На следующий день Ленни, взяв с собой рыжего спаниеля Робеспьера, уехала в Ялту.
…Со стороны подъездной аллеи раздался звук клаксона, шорох шин по гравию и скрип тормозов. Ожогин с удивлением поднял голову. Он сидел на своей любимой каменной террасе на бывшей даче Нины Петровны Зарецкой, а с прошлой недели — его собственной. Зарецкая так быстро ответила согласием на предложение продать дачу, будто стремилась как можно скорее избавиться от дома, в котором пережила, быть может, самые болезненные минуты своей жизни. Ожогин переехал тотчас, как только бумаги были подписаны, и, водворившись в своей старой спальне, вот уже неделю спал на продавленном диване, пытаясь в складках одеяла, в ямках подушек, в глухом постанывании и скрипе пружин уловить воспоминания о той, первой их с Ленни ночи, как будто случайные ее кадры могли затаиться в темноте и если напрячь зрение и слух, то можно снова вызвать их и глянуть на них, беззвучно повторяя ее и свои слова. Может быть, именно так и смотрят настоящие мелодрамы самые преданные зрители? Затаившись в многообещающем мраке своих воспоминаний? Однако переехав, он обнаружил, что без Чардынина, без Пети, который тоже завел взрослую жизнь, покинув их общее холостяцкое логово, и с тоской по Ленни чувствует себя совершенно обездоленным и никому не нужным в этих огромных пустых комнатах. По вечерам он в унынии сидел на террасе. Июль, распахнувший небосклон и наполнивший сад запахом меда, не радовал его. Вот кто-то приехал… Он с раздражением подумал о том, что сейчас надо будет «делать лицо» и вести пустую беседу с докучливым гостем. Встал и, перегнувшись через перила, стал смотреть на дорожку, огибающую веранду. В кустах мелькнуло белое платье. Еще секунда и… Он задохнулся. По дорожке шла Ленни. Что-то неуловимо изменилось в ней. Он сразу почувствовал это, но еще толком не понял, что именно. Она шла очень медленно, глядя в землю и тихо улыбаясь самой себе. У ног ее вился рыжий спаниель. Со стороны дома к ней уже катились с лаем и визгом пудели Чарлуня и Дэзи и спаниель Бунчевский.

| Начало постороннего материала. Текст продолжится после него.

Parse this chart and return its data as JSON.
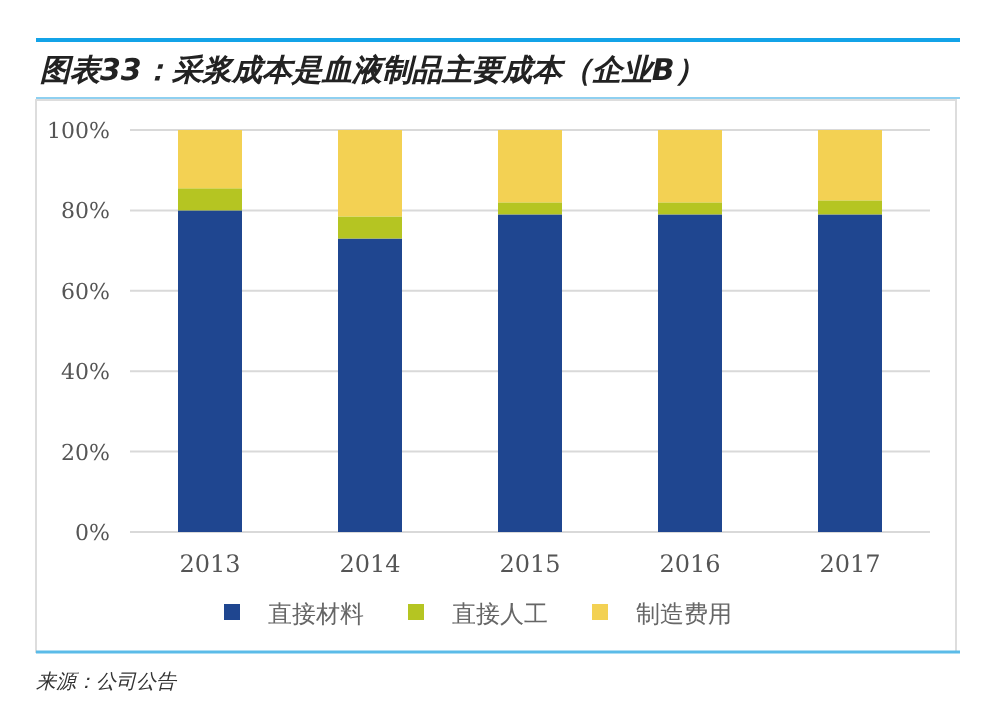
{
  "chart_data": {
    "type": "bar",
    "title": "图表33：采浆成本是血液制品主要成本（企业B）",
    "categories": [
      "2013",
      "2014",
      "2015",
      "2016",
      "2017"
    ],
    "stacked": true,
    "series": [
      {
        "name": "直接材料",
        "color": "#1f4690",
        "values": [
          80,
          73,
          79,
          79,
          79
        ]
      },
      {
        "name": "直接人工",
        "color": "#b5c522",
        "values": [
          5.5,
          5.5,
          3,
          3,
          3.5
        ]
      },
      {
        "name": "制造费用",
        "color": "#f3d153",
        "values": [
          14.5,
          21.5,
          18,
          18,
          17.5
        ]
      }
    ],
    "ylim": [
      0,
      100
    ],
    "yticks": [
      {
        "value": 0,
        "label": "0%"
      },
      {
        "value": 20,
        "label": "20%"
      },
      {
        "value": 40,
        "label": "40%"
      },
      {
        "value": 60,
        "label": "60%"
      },
      {
        "value": 80,
        "label": "80%"
      },
      {
        "value": 100,
        "label": "100%"
      }
    ],
    "grid": "y",
    "legend": "bottom",
    "annotations": [
      "来源：公司公告"
    ]
  }
}
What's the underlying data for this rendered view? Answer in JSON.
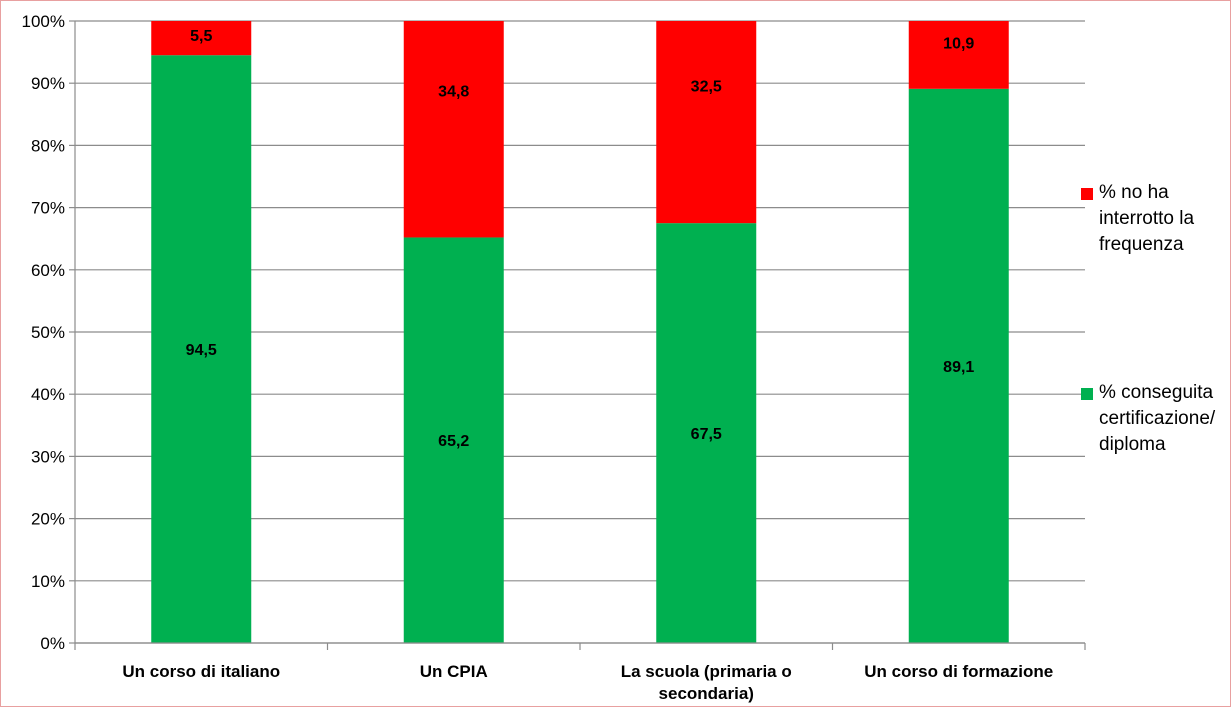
{
  "chart_data": {
    "type": "bar",
    "stacked": true,
    "categories": [
      "Un corso di italiano",
      "Un CPIA",
      "La scuola (primaria o secondaria)",
      "Un corso di formazione"
    ],
    "category_lines": [
      [
        "Un corso di italiano"
      ],
      [
        "Un CPIA"
      ],
      [
        "La scuola (primaria o",
        "secondaria)"
      ],
      [
        "Un corso di formazione"
      ]
    ],
    "series": [
      {
        "name": "% conseguita certificazione/ diploma",
        "color": "#00b050",
        "values": [
          94.5,
          65.2,
          67.5,
          89.1
        ],
        "labels": [
          "94,5",
          "65,2",
          "67,5",
          "89,1"
        ]
      },
      {
        "name": "% no ha interrotto la frequenza",
        "color": "#ff0000",
        "values": [
          5.5,
          34.8,
          32.5,
          10.9
        ],
        "labels": [
          "5,5",
          "34,8",
          "32,5",
          "10,9"
        ]
      }
    ],
    "ylim": [
      0,
      100
    ],
    "yticks": [
      "0%",
      "10%",
      "20%",
      "30%",
      "40%",
      "50%",
      "60%",
      "70%",
      "80%",
      "90%",
      "100%"
    ],
    "grid": true,
    "legend_position": "right",
    "legend": [
      {
        "lines": [
          "% no  ha",
          "interrotto la",
          "frequenza"
        ],
        "color": "#ff0000"
      },
      {
        "lines": [
          "% conseguita",
          "certificazione/",
          "diploma"
        ],
        "color": "#00b050"
      }
    ]
  }
}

— Ну здравствуй, здравствуй, Дэзинька! Здравствуй, Чарлуня! Буня, а ты что такой хмурый? Вот вам новый товарищ, Робеспьер, можно попросту — Робби. Буня, ну ты совсем мизантропом заделался! Ревнуешь, что ли? Иди понюхай Робби. Робинька, это Буня, он тут главный. Слушайся его во всем.

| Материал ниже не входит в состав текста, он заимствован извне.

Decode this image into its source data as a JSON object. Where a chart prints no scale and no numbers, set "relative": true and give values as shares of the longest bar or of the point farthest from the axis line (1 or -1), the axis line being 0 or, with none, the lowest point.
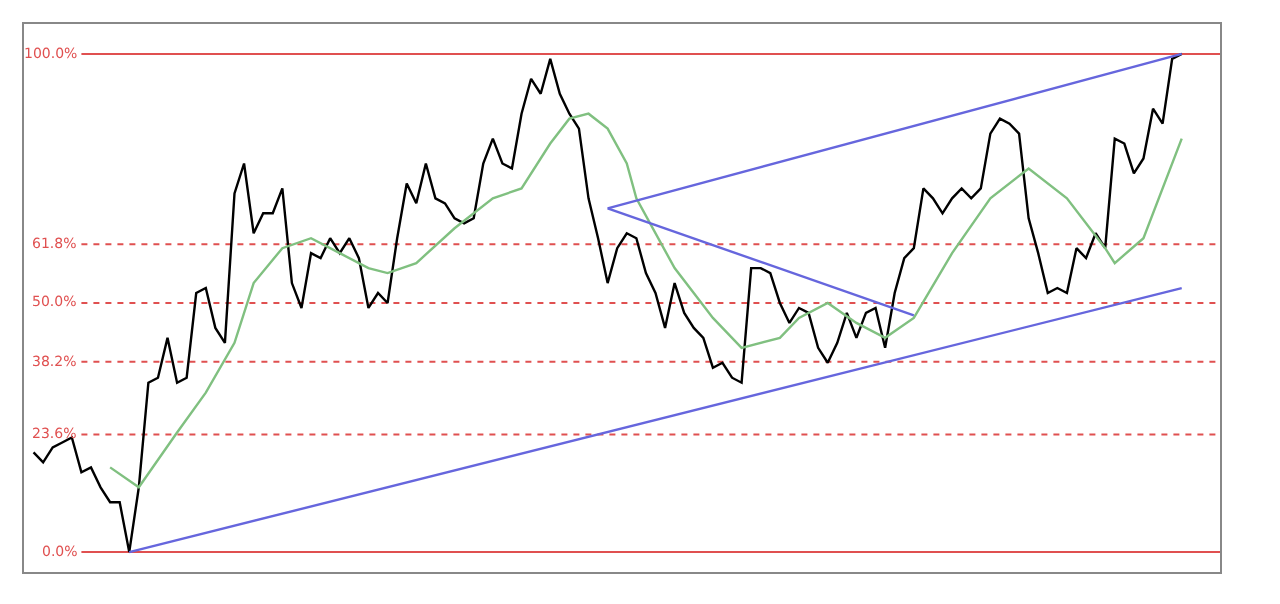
{
  "chart_data": {
    "type": "line",
    "relative": true,
    "categories": [
      null,
      null,
      null,
      null,
      null,
      null,
      null,
      null,
      null,
      null,
      null,
      null,
      null,
      null,
      null,
      null,
      null,
      null,
      null,
      null,
      null,
      null,
      null,
      null,
      null,
      null,
      null,
      null,
      null,
      null,
      null,
      null,
      null,
      null,
      null,
      null,
      null,
      null,
      null,
      null,
      null,
      null,
      null,
      null,
      null,
      null,
      null,
      null,
      null,
      null,
      null,
      null,
      null,
      null,
      null,
      null,
      null,
      null,
      null,
      null,
      null,
      null,
      null,
      null,
      null,
      null,
      null,
      null,
      null,
      null,
      null,
      null,
      null,
      null,
      null,
      null,
      null,
      null,
      null,
      null,
      null,
      null,
      null,
      null,
      null,
      null,
      null,
      null,
      null,
      null,
      null,
      null,
      null,
      null,
      null,
      null,
      null,
      null,
      null,
      null,
      null,
      null,
      null,
      null,
      null,
      null,
      null,
      null,
      null,
      null,
      null,
      null,
      null,
      null,
      null,
      null,
      null,
      null,
      null,
      null,
      null
    ],
    "series": [
      {
        "color": "#000000",
        "values": [
          0.2,
          0.18,
          0.21,
          0.22,
          0.23,
          0.16,
          0.17,
          0.13,
          0.1,
          0.1,
          0.0,
          0.13,
          0.34,
          0.35,
          0.43,
          0.34,
          0.35,
          0.52,
          0.53,
          0.45,
          0.42,
          0.72,
          0.78,
          0.64,
          0.68,
          0.68,
          0.73,
          0.54,
          0.49,
          0.6,
          0.59,
          0.63,
          0.6,
          0.63,
          0.59,
          0.49,
          0.52,
          0.5,
          0.63,
          0.74,
          0.7,
          0.78,
          0.71,
          0.7,
          0.67,
          0.66,
          0.67,
          0.78,
          0.83,
          0.78,
          0.77,
          0.88,
          0.95,
          0.92,
          0.99,
          0.92,
          0.88,
          0.85,
          0.71,
          0.63,
          0.54,
          0.61,
          0.64,
          0.63,
          0.56,
          0.52,
          0.45,
          0.54,
          0.48,
          0.45,
          0.43,
          0.37,
          0.38,
          0.35,
          0.34,
          0.57,
          0.57,
          0.56,
          0.5,
          0.46,
          0.49,
          0.48,
          0.41,
          0.38,
          0.42,
          0.48,
          0.43,
          0.48,
          0.49,
          0.41,
          0.52,
          0.59,
          0.61,
          0.73,
          0.71,
          0.68,
          0.71,
          0.73,
          0.71,
          0.73,
          0.84,
          0.87,
          0.86,
          0.84,
          0.67,
          0.6,
          0.52,
          0.53,
          0.52,
          0.61,
          0.59,
          0.64,
          0.61,
          0.83,
          0.82,
          0.76,
          0.79,
          0.89,
          0.86,
          0.99,
          1.0
        ]
      },
      {
        "color": "#80c080",
        "values": [
          null,
          null,
          null,
          null,
          null,
          null,
          null,
          null,
          0.17,
          null,
          null,
          0.13,
          null,
          null,
          null,
          0.24,
          null,
          null,
          0.32,
          null,
          null,
          0.42,
          null,
          0.54,
          null,
          null,
          0.61,
          null,
          null,
          0.63,
          null,
          null,
          0.6,
          null,
          null,
          0.57,
          null,
          0.56,
          null,
          null,
          0.58,
          null,
          null,
          null,
          0.65,
          null,
          null,
          null,
          0.71,
          null,
          null,
          0.73,
          null,
          null,
          0.82,
          null,
          0.87,
          null,
          0.88,
          null,
          0.85,
          null,
          0.78,
          0.71,
          null,
          null,
          null,
          0.57,
          null,
          null,
          null,
          0.47,
          null,
          null,
          0.41,
          null,
          null,
          null,
          0.43,
          null,
          0.47,
          null,
          null,
          0.5,
          null,
          null,
          0.46,
          null,
          null,
          0.43,
          null,
          null,
          0.47,
          null,
          null,
          null,
          0.6,
          null,
          null,
          null,
          0.71,
          null,
          null,
          null,
          0.77,
          null,
          null,
          null,
          0.71,
          null,
          null,
          null,
          0.61,
          0.58,
          null,
          null,
          0.63,
          null,
          null,
          null,
          0.83
        ]
      },
      {
        "color": "#6666dd",
        "values": [
          null,
          null,
          null,
          null,
          null,
          null,
          null,
          null,
          null,
          null,
          0.0,
          null,
          null,
          null,
          null,
          null,
          null,
          null,
          null,
          null,
          null,
          null,
          null,
          null,
          null,
          null,
          null,
          null,
          null,
          null,
          null,
          null,
          null,
          null,
          null,
          null,
          null,
          null,
          null,
          null,
          null,
          null,
          null,
          null,
          null,
          null,
          null,
          null,
          null,
          null,
          null,
          null,
          null,
          null,
          null,
          null,
          null,
          null,
          null,
          null,
          null,
          null,
          null,
          null,
          null,
          null,
          null,
          null,
          null,
          null,
          null,
          null,
          null,
          null,
          null,
          null,
          null,
          null,
          null,
          null,
          null,
          null,
          null,
          null,
          null,
          null,
          null,
          null,
          null,
          null,
          null,
          null,
          null,
          null,
          null,
          null,
          null,
          null,
          null,
          null,
          null,
          null,
          null,
          null,
          null,
          null,
          null,
          null,
          null,
          null,
          null,
          null,
          null,
          null,
          null,
          null,
          null,
          null,
          null,
          null,
          0.53
        ]
      },
      {
        "color": "#6666dd",
        "values": [
          null,
          null,
          null,
          null,
          null,
          null,
          null,
          null,
          null,
          null,
          null,
          null,
          null,
          null,
          null,
          null,
          null,
          null,
          null,
          null,
          null,
          null,
          null,
          null,
          null,
          null,
          null,
          null,
          null,
          null,
          null,
          null,
          null,
          null,
          null,
          null,
          null,
          null,
          null,
          null,
          null,
          null,
          null,
          null,
          null,
          null,
          null,
          null,
          null,
          null,
          null,
          null,
          null,
          null,
          null,
          null,
          null,
          null,
          null,
          null,
          0.69,
          null,
          null,
          null,
          null,
          null,
          null,
          null,
          null,
          null,
          null,
          null,
          null,
          null,
          null,
          null,
          null,
          null,
          null,
          null,
          null,
          null,
          null,
          null,
          null,
          null,
          null,
          null,
          null,
          null,
          null,
          null,
          null,
          null,
          null,
          null,
          null,
          null,
          null,
          null,
          null,
          null,
          null,
          null,
          null,
          null,
          null,
          null,
          null,
          null,
          null,
          null,
          null,
          null,
          null,
          null,
          null,
          null,
          null,
          null,
          1.0
        ]
      },
      {
        "color": "#6666dd",
        "values": [
          null,
          null,
          null,
          null,
          null,
          null,
          null,
          null,
          null,
          null,
          null,
          null,
          null,
          null,
          null,
          null,
          null,
          null,
          null,
          null,
          null,
          null,
          null,
          null,
          null,
          null,
          null,
          null,
          null,
          null,
          null,
          null,
          null,
          null,
          null,
          null,
          null,
          null,
          null,
          null,
          null,
          null,
          null,
          null,
          null,
          null,
          null,
          null,
          null,
          null,
          null,
          null,
          null,
          null,
          null,
          null,
          null,
          null,
          null,
          null,
          0.69,
          null,
          null,
          null,
          null,
          null,
          null,
          null,
          null,
          null,
          null,
          null,
          null,
          null,
          null,
          null,
          null,
          null,
          null,
          null,
          null,
          null,
          null,
          null,
          null,
          null,
          null,
          null,
          null,
          null,
          null,
          null,
          0.475,
          null,
          null,
          null,
          null,
          null,
          null,
          null,
          null,
          null,
          null,
          null,
          null,
          null,
          null,
          null,
          null,
          null,
          null,
          null,
          null,
          null,
          null,
          null,
          null,
          null,
          null,
          null,
          null
        ]
      }
    ],
    "ref_lines": [
      {
        "axis": "y",
        "value": 0,
        "label": "0.0%",
        "color": "#e05050",
        "line_style": "solid"
      },
      {
        "axis": "y",
        "value": 0.236,
        "label": "23.6%",
        "color": "#e05050",
        "line_style": "dotted"
      },
      {
        "axis": "y",
        "value": 0.382,
        "label": "38.2%",
        "color": "#e05050",
        "line_style": "dotted"
      },
      {
        "axis": "y",
        "value": 0.5,
        "label": "50.0%",
        "color": "#e05050",
        "line_style": "dotted"
      },
      {
        "axis": "y",
        "value": 0.618,
        "label": "61.8%",
        "color": "#e05050",
        "line_style": "dotted"
      },
      {
        "axis": "y",
        "value": 1,
        "label": "100.0%",
        "color": "#e05050",
        "line_style": "solid"
      }
    ]
  }
}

Она все болтала, и болтала, и смеялась, а Ожогин глядел на нее сверху, не веря, что все это происходит на самом деле. Наконец прошептал:
— Ленни.
Она подняла голову. Неужели услышала его шепот в этом гвалте? Выражение ее лица переменилось. Она больше не улыбалась. Смотрела настороженно и выжидающе.
— А я не одна, — сказала она.
— Я вижу. — Он кивнул на рыжего спаниеля.
Она нахмурилась.
— Я не одна, — настойчиво повторила она, и он вдруг понял.
Он понял, и что-то жаркое, ослепительное, огненное накатилось на него, чуть не сбило с ног, накрыло с головой и подняло — ошеломленного и оглушенного — в воздух. Потом отступило, откатилось, и он обнаружил себя по-прежнему стоящим на террасе, вцепившись в перила. Голова кружилась. Во рту пересохло. Взмокшие руки дрожали. Вдруг он сорвался с места, бегом пересек террасу, пролетел лестницу, пронесся по двору и, огибая дом, неожиданно остановился. Испугался — сейчас завернет за угол, а ее нет. Исчезла. Он пошел осторожно, с колотящимся сердцем, все замедляя и замедляя шаг, почти крадучись. Выглянул из-за куста на дорожку. Она стояла, опустив руки, и ждала. Он бросился к ней и стал судорожно ощупывать ее лицо, голову, плечи, руки, как будто за те две минуты, что она оставалась без присмотра, что-то могло повредиться в ней.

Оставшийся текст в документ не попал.